Over the weekend I spent time in Myrtle Beach with two of my oldest, dearest friends and their children. We drank frozen cocktails by the pool and enjoyed each other's company after not having it for a few years - that is, until this obnoxious deejay started playing club music and telling everyone to get up and dance. I happened to raise myself from my beach chair at that moment to collect napkins from the pool bar after Haylee, their almost-six-year-old, spilled strawberry drink everywhere.
"Are you about to get out there and dance?" teased my friend when he saw me standing up.
"No," I replied, with more than a gentle curl of my lip.
"Are you old now?" he asked.
"Yes," I said, without missing a beat.
Then, yesterday I was wasting time on the Internet when I saw that NPR wanted to know "how readers' tastes in music had changed since they aged." Had they simply turned the volume knob, or something more drastic, like changing from psychedelic rock to Kenny G? Now, I know I'm not quite old enough (I don't think) to have changed my taste in tunes yet and I know NPR wasn't talking to my age group. But it's still interesting, especially because my own mother still listens to all the ribcage-rattling rock n roll she can -- and brags her taste hasn't changed at all. Still, the fact that she's noted herself how her taste hasn't changed means most people in her age group do tone it down.

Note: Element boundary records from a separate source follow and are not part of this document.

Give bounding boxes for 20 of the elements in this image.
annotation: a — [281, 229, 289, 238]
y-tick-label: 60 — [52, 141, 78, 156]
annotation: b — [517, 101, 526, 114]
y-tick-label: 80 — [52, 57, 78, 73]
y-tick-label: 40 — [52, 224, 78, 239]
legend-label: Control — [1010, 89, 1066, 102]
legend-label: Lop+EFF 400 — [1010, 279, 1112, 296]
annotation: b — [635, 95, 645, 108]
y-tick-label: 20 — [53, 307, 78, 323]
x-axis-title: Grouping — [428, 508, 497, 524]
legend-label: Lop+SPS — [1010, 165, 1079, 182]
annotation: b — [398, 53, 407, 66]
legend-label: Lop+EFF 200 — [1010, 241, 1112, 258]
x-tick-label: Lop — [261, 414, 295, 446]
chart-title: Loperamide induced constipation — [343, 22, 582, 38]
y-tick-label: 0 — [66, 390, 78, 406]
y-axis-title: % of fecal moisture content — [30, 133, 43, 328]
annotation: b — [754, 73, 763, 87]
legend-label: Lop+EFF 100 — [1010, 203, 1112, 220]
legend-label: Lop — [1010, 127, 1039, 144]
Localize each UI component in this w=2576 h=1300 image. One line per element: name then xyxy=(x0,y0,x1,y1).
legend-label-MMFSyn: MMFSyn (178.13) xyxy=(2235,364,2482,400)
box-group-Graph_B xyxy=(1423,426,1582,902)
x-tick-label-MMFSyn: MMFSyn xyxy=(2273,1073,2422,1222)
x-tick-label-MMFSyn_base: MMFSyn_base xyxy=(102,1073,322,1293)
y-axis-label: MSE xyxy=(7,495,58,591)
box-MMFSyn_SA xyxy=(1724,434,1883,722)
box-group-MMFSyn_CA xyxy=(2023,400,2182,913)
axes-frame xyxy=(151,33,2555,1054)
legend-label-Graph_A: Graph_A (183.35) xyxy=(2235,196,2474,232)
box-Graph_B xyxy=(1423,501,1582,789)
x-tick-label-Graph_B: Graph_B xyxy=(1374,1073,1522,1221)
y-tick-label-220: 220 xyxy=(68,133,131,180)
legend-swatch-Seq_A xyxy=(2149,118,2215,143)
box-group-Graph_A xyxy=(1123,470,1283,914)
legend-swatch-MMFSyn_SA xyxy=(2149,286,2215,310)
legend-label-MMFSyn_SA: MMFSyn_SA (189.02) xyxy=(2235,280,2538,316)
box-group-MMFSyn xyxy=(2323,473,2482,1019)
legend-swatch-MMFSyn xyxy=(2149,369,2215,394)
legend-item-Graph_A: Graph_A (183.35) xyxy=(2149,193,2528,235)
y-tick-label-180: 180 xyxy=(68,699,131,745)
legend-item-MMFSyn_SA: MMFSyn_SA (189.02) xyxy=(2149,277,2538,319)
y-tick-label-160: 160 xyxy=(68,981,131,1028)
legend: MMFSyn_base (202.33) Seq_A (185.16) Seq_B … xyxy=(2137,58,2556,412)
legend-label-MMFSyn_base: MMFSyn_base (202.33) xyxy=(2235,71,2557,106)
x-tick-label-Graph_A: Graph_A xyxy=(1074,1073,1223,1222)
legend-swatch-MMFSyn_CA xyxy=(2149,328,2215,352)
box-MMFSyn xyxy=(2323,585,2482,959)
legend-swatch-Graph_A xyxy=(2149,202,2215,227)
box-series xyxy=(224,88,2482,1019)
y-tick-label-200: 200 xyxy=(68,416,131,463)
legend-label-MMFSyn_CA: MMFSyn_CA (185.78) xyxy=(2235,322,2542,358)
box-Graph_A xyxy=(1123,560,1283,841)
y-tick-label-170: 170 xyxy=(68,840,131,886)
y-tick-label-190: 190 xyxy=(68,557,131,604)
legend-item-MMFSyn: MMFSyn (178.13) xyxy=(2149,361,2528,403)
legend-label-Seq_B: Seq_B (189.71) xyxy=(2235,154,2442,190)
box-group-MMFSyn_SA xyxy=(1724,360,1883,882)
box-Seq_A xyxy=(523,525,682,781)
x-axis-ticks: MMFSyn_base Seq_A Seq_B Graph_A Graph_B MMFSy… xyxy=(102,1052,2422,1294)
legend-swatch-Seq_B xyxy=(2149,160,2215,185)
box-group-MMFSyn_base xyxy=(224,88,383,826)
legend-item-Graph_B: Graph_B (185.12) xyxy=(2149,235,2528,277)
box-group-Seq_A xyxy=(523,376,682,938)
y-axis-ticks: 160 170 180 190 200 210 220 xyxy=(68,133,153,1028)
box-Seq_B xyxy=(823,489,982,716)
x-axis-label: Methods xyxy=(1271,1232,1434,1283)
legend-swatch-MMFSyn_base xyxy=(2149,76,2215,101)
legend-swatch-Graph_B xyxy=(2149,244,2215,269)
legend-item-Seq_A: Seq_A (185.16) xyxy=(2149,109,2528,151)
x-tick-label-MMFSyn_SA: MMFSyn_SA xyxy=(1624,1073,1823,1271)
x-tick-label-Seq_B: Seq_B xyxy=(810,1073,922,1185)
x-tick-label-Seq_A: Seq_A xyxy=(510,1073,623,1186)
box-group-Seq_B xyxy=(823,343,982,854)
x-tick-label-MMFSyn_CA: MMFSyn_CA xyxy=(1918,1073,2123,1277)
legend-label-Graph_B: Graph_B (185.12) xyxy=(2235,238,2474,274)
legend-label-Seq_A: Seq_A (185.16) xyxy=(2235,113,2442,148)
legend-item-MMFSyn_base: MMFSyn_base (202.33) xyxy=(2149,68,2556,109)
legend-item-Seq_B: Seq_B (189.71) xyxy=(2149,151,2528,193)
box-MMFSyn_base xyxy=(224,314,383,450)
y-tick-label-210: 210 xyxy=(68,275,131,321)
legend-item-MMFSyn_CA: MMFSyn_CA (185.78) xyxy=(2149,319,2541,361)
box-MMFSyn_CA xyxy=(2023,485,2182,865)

What are the expectations when it comes to adult behavior? I ask myself this quite a bit. I don't have a husband (or even a boyfriend or even a plus-one at the moment) nor do I have children, but i still suspect that people are expected to act a certain way and hold certain tastes after ...30? Would Kevin and Natalie have wrinkled their brows at me if I had ordered a shot of liquor in midday, jumped up on my lounge chair and shaken my ass like I was 19 years old? Probably.
Some changes, you aren't even conscious of. For example, I hated being around small children when I was 18, 19 years old. An old friend I had in college was the mother of a toddler at the time and I was a notoriously terrible, impatient babysitter. Nowadays, I love my friends' children, and they love me back. Is this a result of age? What if I still hated children -- would that be a sign I wasn't maturing properly?
Normally, when I write a blog post, I have some neat little way to tie it up at the end. But this question hasn't been fully answered for me. I wrote in my journal (the private one, on paper) yesterday that "as I get older, my place in the world seems to get smaller and triumphs seem to get smaller because I'm pickier about them."
Perhaps this process of "weeding the garden" to create the adult life we personally want is a lengthier process than I imagined. So far, I know that I won't be making a scene in my swimsuit by the pool. But as for loving a good guitar riff, I'll take my mother's cue and blare it in my car. I'm working on a lot of the other stuff, but that's a good start, right?